Ekonomimiz iyi, kimse geçim sıkıntısı çekmiyor. Tek tük çeken varsa da Türkiye sosyal devlet. Dış borç yüksek ama çoğu özel sektörün, devletin borcu küçük. Faizi düşürdük, bu yüzden dış güçler doları euroyu arttırdı. Yani faiz sebep değil, dış güçler sebep. Faiz başka bir şeyin sebebi. Enflasyonun. Faizi düşürünce enflasyon düşecek, yatırımlar çoğalacak. Ekonomimiz sıcak para ekonomisi olmaktan çıkacak. O sıcak para var ya o sıcak para, büyük dert. Sıcak paraya dayalı ekonomiden üretime ve yatırıma dayalı ekonomiye geçeceğiz. İhracat da artacak. Dünyadaki büyük güçlerin hegemonyasından kurtuluyoruz. Bir önceki çeyrekte yüzde 21 büyüdük, dünya rekoru kırdık. Asgari ücrete yüzde 50 zam yaptık. Memur maaşlarını da arttırdık. Döviz rezervlerimiz 120 doların üstünde. Merkez Bankası da bu sene 60 milyar kar etti. Siz hangi ekonomik krizden bahsediyorsunuz? Abartmayın!

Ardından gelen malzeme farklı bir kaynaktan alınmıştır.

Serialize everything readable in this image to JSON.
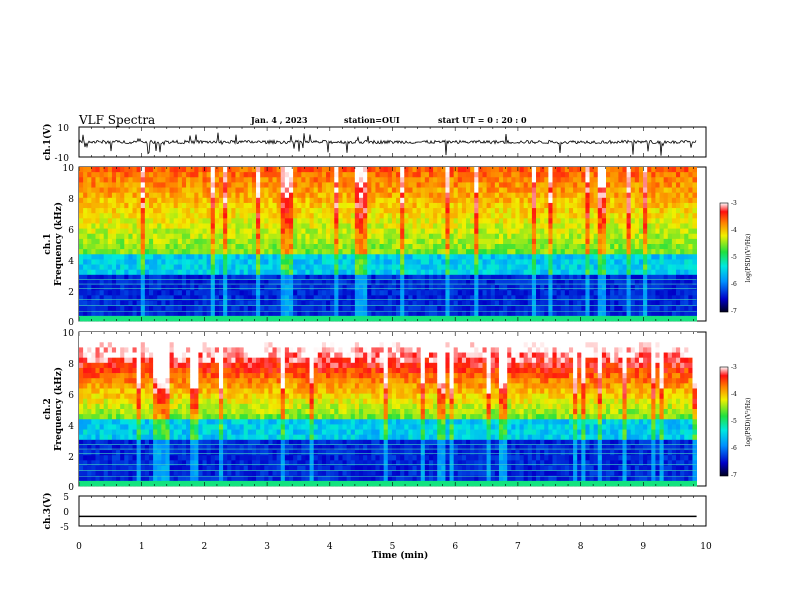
{
  "header": {
    "title": "VLF Spectra",
    "date": "Jan. 4 , 2023",
    "station": "station=OUI",
    "start": "start UT =  0 : 20 : 0"
  },
  "chart_data": [
    {
      "type": "line",
      "name": "ch1-waveform",
      "ylabel": "ch.1(V)",
      "ylim": [
        -10,
        10
      ],
      "y_ticks": [
        "10",
        "-10"
      ],
      "x": [
        0,
        9.85
      ],
      "y": [
        0,
        0
      ]
    },
    {
      "type": "heatmap",
      "name": "ch1-spectrogram",
      "ylabel_top": "ch.1",
      "ylabel": "Frequency (kHz)",
      "ylim": [
        0,
        10
      ],
      "y_ticks": [
        "10",
        "8",
        "6",
        "4",
        "2",
        "0"
      ],
      "x_range": [
        0,
        9.85
      ],
      "colorbar": {
        "label": "log(PSD)(V²/Hz)",
        "range": [
          -7,
          -3
        ],
        "ticks": [
          "-3",
          "-4",
          "-5",
          "-6",
          "-7"
        ]
      }
    },
    {
      "type": "heatmap",
      "name": "ch2-spectrogram",
      "ylabel_top": "ch.2",
      "ylabel": "Frequency (kHz)",
      "ylim": [
        0,
        10
      ],
      "y_ticks": [
        "10",
        "8",
        "6",
        "4",
        "2",
        "0"
      ],
      "x_range": [
        0,
        9.85
      ],
      "colorbar": {
        "label": "log(PSD)(V²/Hz)",
        "range": [
          -7,
          -3
        ],
        "ticks": [
          "-3",
          "-4",
          "-5",
          "-6",
          "-7"
        ]
      }
    },
    {
      "type": "line",
      "name": "ch3-waveform",
      "ylabel": "ch.3(V)",
      "ylim": [
        -5,
        5
      ],
      "y_ticks": [
        "5",
        "0",
        "-5"
      ],
      "x": [
        0,
        9.85
      ],
      "y": [
        -1.8,
        -1.8
      ]
    }
  ],
  "x_axis": {
    "label": "Time (min)",
    "range": [
      0,
      10
    ],
    "ticks": [
      "0",
      "1",
      "2",
      "3",
      "4",
      "5",
      "6",
      "7",
      "8",
      "9",
      "10"
    ]
  },
  "colors": {
    "frame": "#000000",
    "background": "#ffffff"
  }
}
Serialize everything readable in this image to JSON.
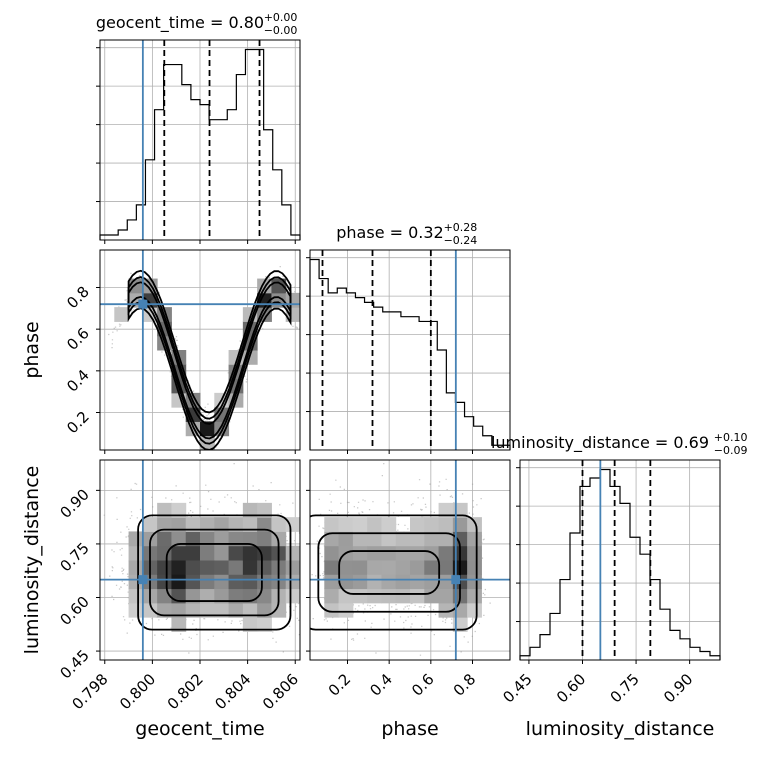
{
  "chart_data": {
    "type": "corner",
    "parameters": [
      {
        "name": "geocent_time",
        "range": [
          0.7978,
          0.8062
        ],
        "ticks": [
          "0.798",
          "0.800",
          "0.802",
          "0.804",
          "0.806"
        ],
        "tick_values": [
          0.798,
          0.8,
          0.802,
          0.804,
          0.806
        ],
        "title": {
          "text": "geocent_time = 0.80",
          "sup": "+0.00",
          "sub": "−0.00"
        },
        "median": 0.8024,
        "q16": 0.8005,
        "q84": 0.8045,
        "truth": 0.7996,
        "hist": [
          1,
          1,
          2,
          4,
          7,
          16,
          26,
          35,
          35,
          31,
          28,
          27,
          24,
          24,
          26,
          33,
          38,
          38,
          22,
          14,
          7,
          1
        ]
      },
      {
        "name": "phase",
        "range": [
          0.02,
          0.98
        ],
        "ticks": [
          "0.2",
          "0.4",
          "0.6",
          "0.8"
        ],
        "tick_values": [
          0.2,
          0.4,
          0.6,
          0.8
        ],
        "title": {
          "text": "phase = 0.32",
          "sup": "+0.28",
          "sub": "−0.24"
        },
        "median": 0.32,
        "q16": 0.08,
        "q84": 0.6,
        "truth": 0.72,
        "hist": [
          40,
          36,
          33,
          34,
          33,
          32,
          31,
          30,
          29,
          29,
          28,
          28,
          27,
          27,
          21,
          12,
          10,
          7,
          5,
          3,
          1,
          1
        ]
      },
      {
        "name": "luminosity_distance",
        "range": [
          0.425,
          0.985
        ],
        "ticks": [
          "0.45",
          "0.60",
          "0.75",
          "0.90"
        ],
        "tick_values": [
          0.45,
          0.6,
          0.75,
          0.9
        ],
        "title": {
          "text": "luminosity_distance = 0.69",
          "sup": "+0.10",
          "sub": "−0.09"
        },
        "median": 0.69,
        "q16": 0.6,
        "q84": 0.79,
        "truth": 0.65,
        "hist": [
          1,
          3,
          6,
          11,
          19,
          30,
          41,
          43,
          45,
          41,
          37,
          29,
          25,
          19,
          12,
          7,
          5,
          3,
          2,
          1
        ]
      }
    ]
  }
}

Bu cümleler yabancı değil. Çoğu siyasetçilerin cümleleri. Ya da televizyonlarda, gazetelerde ekonomi tartışmaları yapan yazar-çizerlerin.
Bazıları doğru görünüyor, ya da doğruya yakın.
İçini fazla kurcalamazsanız kendinizi iyi hissedebilirsiniz.
Bu sıralar ‘hiyel’ üzerine biraz okudum.
‘Hiyel’ ‘hile’nin çoğulu. Bir fıkıh ıstılahı.
Fakihler, bir çok ‘hiyel’ kitabı yazmış.
Benim son okuduğum Şeybani’nin ‘el-Meharic fil Hiyel’i.
Altbaşlığına ‘Şer’i çıkış yolları’ yazmışlar. ‘Hile ile çıkış yolları’ da diyebilirsiniz.
(Şeybani, İmam-ı Azam Ebu Hanife’nin öğrencilerinden İmam Muhammed. Vefatı Hicret’in 150. Senesi. Demek ki yaklaşık 13 asır önce yazılmış. Kitap Ankara Okulu’ndan çıkmış.)